“我大盛王朝,风雨飘摇啊!”
蓑衣渔夫也仰天长嘆。
但他嘆是嘆,却没有多说什么。
祝歌也只得沉默著,隨同两人一起降落到边关上。
有面黄肌瘦的士兵看到这一幕也没有什么反应。
既没有过来行礼,也没有多看一眼,而是继续自己的巡逻工作。
降落到城墙,隨后三人走入城墙內部狭小逼仄且潮湿炎热的空间內。
这座边关,根本没有民,只有军。
而且似乎因为在野外扎营更危险,所以所有士兵都是在城墙內吃喝拉撒睡的。
这座边关的城墙上,应当是凝结了一些类似於阵法、机关的东西,所以才能屹立不倒。
而在內部,在这种照明火把微弱光亮之下,夹杂了各种各样难闻的气味。
一些受伤的士兵正神色麻木地坐在其中,仿佛闻不到这些味道,呆呆坐著,不知道在想什么东西。
一些士兵很明显没超过十岁,而一些士兵乾脆就是白髮苍苍的老者。
“我河口关没什么吃食招待,只有一些鱼妖河鲜肉,但也少,还请二位谅解。

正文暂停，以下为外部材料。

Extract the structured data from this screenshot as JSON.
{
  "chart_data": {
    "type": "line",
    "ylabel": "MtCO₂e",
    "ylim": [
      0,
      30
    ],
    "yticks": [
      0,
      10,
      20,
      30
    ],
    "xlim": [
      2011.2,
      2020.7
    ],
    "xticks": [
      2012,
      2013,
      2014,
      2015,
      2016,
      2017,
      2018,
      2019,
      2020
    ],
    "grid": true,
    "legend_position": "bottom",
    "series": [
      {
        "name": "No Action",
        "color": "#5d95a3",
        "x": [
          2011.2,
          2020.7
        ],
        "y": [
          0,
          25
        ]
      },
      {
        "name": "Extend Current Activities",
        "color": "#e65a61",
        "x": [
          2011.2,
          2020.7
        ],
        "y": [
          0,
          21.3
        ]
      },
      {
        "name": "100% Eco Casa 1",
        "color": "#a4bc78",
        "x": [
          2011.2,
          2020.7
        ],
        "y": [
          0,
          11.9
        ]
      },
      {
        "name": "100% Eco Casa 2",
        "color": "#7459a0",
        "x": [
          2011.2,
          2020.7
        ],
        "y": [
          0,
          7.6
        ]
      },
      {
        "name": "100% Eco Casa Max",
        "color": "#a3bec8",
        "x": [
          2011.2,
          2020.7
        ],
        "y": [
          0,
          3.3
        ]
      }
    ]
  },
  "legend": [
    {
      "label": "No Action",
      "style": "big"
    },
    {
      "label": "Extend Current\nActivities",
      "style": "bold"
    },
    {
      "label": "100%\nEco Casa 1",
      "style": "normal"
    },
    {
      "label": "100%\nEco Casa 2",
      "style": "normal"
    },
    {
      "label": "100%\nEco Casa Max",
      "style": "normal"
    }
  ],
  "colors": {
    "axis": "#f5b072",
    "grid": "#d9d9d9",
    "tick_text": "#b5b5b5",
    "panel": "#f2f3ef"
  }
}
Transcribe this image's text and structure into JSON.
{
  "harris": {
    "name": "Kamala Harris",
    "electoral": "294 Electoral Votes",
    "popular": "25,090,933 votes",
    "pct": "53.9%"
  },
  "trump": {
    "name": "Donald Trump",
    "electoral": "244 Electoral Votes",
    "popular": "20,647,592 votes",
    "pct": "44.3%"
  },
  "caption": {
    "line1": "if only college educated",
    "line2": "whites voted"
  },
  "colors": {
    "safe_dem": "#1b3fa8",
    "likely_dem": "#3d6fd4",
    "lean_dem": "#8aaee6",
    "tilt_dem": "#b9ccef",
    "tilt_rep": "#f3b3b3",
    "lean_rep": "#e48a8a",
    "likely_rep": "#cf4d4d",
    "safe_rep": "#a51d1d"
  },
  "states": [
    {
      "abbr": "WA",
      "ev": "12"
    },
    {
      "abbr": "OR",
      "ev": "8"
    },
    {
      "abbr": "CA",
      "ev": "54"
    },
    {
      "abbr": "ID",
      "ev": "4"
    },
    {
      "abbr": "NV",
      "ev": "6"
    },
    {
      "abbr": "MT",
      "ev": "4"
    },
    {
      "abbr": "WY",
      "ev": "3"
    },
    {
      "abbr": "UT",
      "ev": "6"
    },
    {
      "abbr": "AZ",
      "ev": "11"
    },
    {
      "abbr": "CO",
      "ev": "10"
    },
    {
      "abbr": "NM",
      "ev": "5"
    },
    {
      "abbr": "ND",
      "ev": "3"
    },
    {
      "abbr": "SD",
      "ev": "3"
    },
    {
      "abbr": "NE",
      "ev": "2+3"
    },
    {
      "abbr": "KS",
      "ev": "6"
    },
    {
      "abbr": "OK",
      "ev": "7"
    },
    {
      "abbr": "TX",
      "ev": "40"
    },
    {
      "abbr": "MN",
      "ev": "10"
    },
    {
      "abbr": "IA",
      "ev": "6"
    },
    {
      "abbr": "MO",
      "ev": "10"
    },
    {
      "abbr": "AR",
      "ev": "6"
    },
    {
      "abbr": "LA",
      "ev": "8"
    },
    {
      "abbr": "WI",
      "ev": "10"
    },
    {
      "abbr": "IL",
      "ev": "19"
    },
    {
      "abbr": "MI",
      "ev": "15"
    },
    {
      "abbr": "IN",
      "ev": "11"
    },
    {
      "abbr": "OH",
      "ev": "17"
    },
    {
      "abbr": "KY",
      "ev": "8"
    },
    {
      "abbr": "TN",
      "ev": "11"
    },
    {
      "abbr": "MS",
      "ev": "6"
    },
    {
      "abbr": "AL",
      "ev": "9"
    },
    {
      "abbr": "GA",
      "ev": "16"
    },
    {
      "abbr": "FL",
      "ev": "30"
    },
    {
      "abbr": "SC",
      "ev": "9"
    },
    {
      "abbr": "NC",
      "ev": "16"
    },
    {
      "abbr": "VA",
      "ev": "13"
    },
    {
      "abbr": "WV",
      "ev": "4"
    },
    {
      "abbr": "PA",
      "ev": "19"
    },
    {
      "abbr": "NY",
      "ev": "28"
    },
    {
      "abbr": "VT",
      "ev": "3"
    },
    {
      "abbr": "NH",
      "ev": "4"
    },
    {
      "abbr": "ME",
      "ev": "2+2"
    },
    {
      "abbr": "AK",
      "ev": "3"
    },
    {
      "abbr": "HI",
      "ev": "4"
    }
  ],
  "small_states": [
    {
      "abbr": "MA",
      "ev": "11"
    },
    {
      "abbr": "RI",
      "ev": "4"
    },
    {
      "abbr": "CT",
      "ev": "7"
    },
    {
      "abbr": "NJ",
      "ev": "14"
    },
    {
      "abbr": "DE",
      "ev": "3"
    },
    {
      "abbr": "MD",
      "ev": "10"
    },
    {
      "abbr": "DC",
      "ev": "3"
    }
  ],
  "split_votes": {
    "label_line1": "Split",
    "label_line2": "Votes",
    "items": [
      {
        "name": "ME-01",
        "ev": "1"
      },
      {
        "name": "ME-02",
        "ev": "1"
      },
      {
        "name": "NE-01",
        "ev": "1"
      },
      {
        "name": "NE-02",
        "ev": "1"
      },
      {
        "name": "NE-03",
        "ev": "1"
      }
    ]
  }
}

”李忠国一边走一边道:
“前方就是我等住处,在城墙边居住,也好时时提防河妖或蛮族来犯。”
“李镇守辛苦了。”蓑衣渔夫一副忧国忧民的样子:
“可嘆我元阳城周围也是民不聊生啊!我此行也只不过收得三千石粮食,中途还因勐拉坡三村失去了一位二境修士,给予了他们两百石粮食度过惊蛰难关。”
“我本想继续镇守五百石粮食,可此次元阳城瘟疫遍地,粮食已是极度缺乏,上官命令我不得少於五千石粮食,我,我,唉……”
蓑衣渔夫抬起手擦了擦眼角不存在的泪水。
祝歌低著头,沉默著。
“我人族著实困难。”李忠国摇了摇头,神情似乎更加凝重了。
两人走在前,祝歌跟在后,来到了一个稍微乾净一点、清凉一点的地方。
这里火光不似之前那般昏暗,稍微明亮一些,墙体旁边甚至还有几个床榻。
“请坐。”李忠国指了指眼前的床榻:“还请渔夫说一说元阳城之事。”
“好。”蓑衣渔夫頷首,而后看向祝歌:“祝歌,此地应当有不少人需要帮助,你四处走走,帮帮忙。”
“是!”祝歌抱拳。
“等等,我让人带你去吧。”李忠国嘆道:“你尽力而为就行。”
旋即李忠国叫来了一个略微精壮一些的老兵,带著祝歌离开了这里。
祝歌一路心情沉重。
大盛王朝之外蛮族不少。
这些蛮族其实某种意义上来说也算是人族。
但这些蛮族对边疆的屠戮反而胜过了其他异族。
一边是战爭和屠杀,一边是物竞天择,適者生存。
不管哪一边,在某种程度、某种意义上、某种环境下,都是大盛王朝的敌人。
“你是那位惊蛰官的隨从?”
走远了之后,旁边的老兵开口了。
“是。”祝歌点点头,也不知道说什么好。
“我问你一个事,你隨我来……”老兵满脸沟壑,看上去应该是当了一辈子庄稼汉,被临时征討来做士兵的。
“问我?”祝歌挑眉,旋即下意识跟著老兵一起左拐右拐,来到了一处静謐之地。
这里角落里摆放著四个石像,雕刻著不知名的野兽。
老兵轻轻触碰了一下石像上的不知名处,旋即一层光幕升起。